History

United States
- Name: USS Terrier
- Namesake: Previous name retained
- Acquired: 1822
- Commissioned: Early 1823
- Fate: Sold 1825

General characteristics
- Type: Schooner
- Tonnage: 6 GRT
- Propulsion: Sails
- Armament: 3 guns

= USS Terrier (1822) =

United States Navy schooner

The first USS Terrier was a United States Navy schooner in commission from 1823 to 1825. It was part of the West Indies squadron and served transporting U.S. sailors, marines and supplies to the pirate infested waters of the Caribbean and was used to search out and attack pirate ships and pirate strongholds.

==Acquisition and commissioning==
In 1822, the U.S. Navy purchased Terrier at Baltimore, Maryland, for service in Commodore David Porter's (1780–1843) "Mosquito Fleet" in conjunction with the campaign to suppress pirates in the West Indies. Outfitted at Norfolk, Virginia, during the latter part of 1822, she was commissioned sometime early in 1823 as USS Terrier with Lieutenant Robert M. Rose in command.

==Operational career==
Terrier departed Hampton Roads, Virginia, with the other ships of Porter's squadron on 15 February 1823. The ships reached St. Thomas in the Danish West Indies on 3 March 1823 and began patrolling the coast of Puerto Rico the next day.

Terrier and the seven other shallow-draft schooners acquired at Baltimore were ideally suited to the work of exploring the coastal shallows and shoal waters of the Caribbean where the pirates were based. For the next two years, Terrier operated out of the depot Porter established at what is now Key West, Florida, and remained almost continually on station even during the two outbreaks of yellow fever – in the autumn of 1823 and the summer of 1824 – which sent the majority of the squadron's ships north to healthier latitudes. Terriers area of concentration was the northern coasts of Cuba and Puerto Rico, where havens for the pirates abounded and the authority of the Spanish Empire – weakened by the Spanish struggle against Spain's former colonies in Central America and South America – proved almost non-existent.

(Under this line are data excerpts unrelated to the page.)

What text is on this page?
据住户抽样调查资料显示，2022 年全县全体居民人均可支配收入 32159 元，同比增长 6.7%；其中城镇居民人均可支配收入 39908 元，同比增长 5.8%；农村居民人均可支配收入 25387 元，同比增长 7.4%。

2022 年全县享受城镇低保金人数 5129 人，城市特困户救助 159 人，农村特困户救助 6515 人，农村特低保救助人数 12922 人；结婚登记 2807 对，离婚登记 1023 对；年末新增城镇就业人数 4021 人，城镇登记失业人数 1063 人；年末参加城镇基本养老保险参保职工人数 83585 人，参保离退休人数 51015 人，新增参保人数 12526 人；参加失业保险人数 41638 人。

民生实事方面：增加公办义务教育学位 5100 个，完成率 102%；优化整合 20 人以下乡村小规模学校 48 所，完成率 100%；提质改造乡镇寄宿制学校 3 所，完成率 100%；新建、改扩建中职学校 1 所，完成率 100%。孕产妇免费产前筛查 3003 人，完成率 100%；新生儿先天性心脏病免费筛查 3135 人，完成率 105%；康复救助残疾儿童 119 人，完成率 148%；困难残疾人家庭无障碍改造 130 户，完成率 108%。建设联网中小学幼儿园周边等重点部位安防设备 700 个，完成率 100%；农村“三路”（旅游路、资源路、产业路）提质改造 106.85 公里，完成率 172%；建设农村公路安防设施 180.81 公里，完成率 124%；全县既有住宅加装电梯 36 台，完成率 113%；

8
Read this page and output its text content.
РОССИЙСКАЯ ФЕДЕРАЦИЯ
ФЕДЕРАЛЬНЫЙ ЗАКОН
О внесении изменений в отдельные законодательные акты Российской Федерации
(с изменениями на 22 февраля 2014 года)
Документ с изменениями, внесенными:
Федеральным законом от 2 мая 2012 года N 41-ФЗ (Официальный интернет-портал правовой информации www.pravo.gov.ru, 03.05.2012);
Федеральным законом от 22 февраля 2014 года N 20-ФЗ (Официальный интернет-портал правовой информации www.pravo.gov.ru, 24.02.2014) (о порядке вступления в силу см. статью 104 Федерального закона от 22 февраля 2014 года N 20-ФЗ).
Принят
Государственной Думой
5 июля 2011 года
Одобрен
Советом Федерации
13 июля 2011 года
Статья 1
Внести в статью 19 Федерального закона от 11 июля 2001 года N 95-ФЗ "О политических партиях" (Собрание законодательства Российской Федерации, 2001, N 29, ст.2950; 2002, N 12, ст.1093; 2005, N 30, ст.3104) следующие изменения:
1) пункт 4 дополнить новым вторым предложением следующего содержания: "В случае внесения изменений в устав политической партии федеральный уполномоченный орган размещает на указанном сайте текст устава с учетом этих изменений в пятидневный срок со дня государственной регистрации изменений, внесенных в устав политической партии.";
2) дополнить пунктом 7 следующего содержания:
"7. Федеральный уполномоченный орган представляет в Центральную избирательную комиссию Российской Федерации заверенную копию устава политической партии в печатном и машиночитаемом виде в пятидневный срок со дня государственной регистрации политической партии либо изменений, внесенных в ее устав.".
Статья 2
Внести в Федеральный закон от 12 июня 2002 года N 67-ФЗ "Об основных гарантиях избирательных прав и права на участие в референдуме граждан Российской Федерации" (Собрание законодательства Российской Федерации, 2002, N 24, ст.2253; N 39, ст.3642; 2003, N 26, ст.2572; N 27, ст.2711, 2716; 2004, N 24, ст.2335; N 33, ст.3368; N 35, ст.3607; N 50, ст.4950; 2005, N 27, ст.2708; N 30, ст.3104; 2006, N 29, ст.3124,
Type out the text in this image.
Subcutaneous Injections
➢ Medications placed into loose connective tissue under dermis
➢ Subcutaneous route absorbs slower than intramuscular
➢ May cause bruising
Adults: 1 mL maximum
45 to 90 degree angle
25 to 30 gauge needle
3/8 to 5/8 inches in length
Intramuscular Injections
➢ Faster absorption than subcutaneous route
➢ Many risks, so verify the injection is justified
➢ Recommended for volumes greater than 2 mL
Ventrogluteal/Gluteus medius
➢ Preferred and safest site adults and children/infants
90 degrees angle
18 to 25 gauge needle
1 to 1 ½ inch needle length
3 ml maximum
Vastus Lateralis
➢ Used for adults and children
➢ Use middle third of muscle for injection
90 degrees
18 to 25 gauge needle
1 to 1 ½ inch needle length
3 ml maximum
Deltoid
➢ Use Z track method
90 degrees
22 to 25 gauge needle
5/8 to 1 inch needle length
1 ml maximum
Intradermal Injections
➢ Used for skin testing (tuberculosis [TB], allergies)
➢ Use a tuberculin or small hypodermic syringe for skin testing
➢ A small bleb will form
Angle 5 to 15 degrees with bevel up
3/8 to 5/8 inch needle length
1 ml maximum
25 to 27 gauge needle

Undoubtedly, Terrier participated in many of the small expeditions and skirmishes of the squadron, but there is only one documented instance of her capturing a prize. That event occurred early in 1824, when she succeeded in retaking a French ship which had been seized by pirates. Unfortunately, the pirate crew escaped ashore to Spanish territory, a refuge into which Americans could not legally pursue them. Terrier operated in the West Indies until 1825.

==Disposal==
In 1825, a slackening in seaborne piracy enabled the U.S. Navy to begin disposing of its special-purpose, shallow-draft ships on the West Indies station. Terrier was one of the ships sold – presumably at auction – during 1825.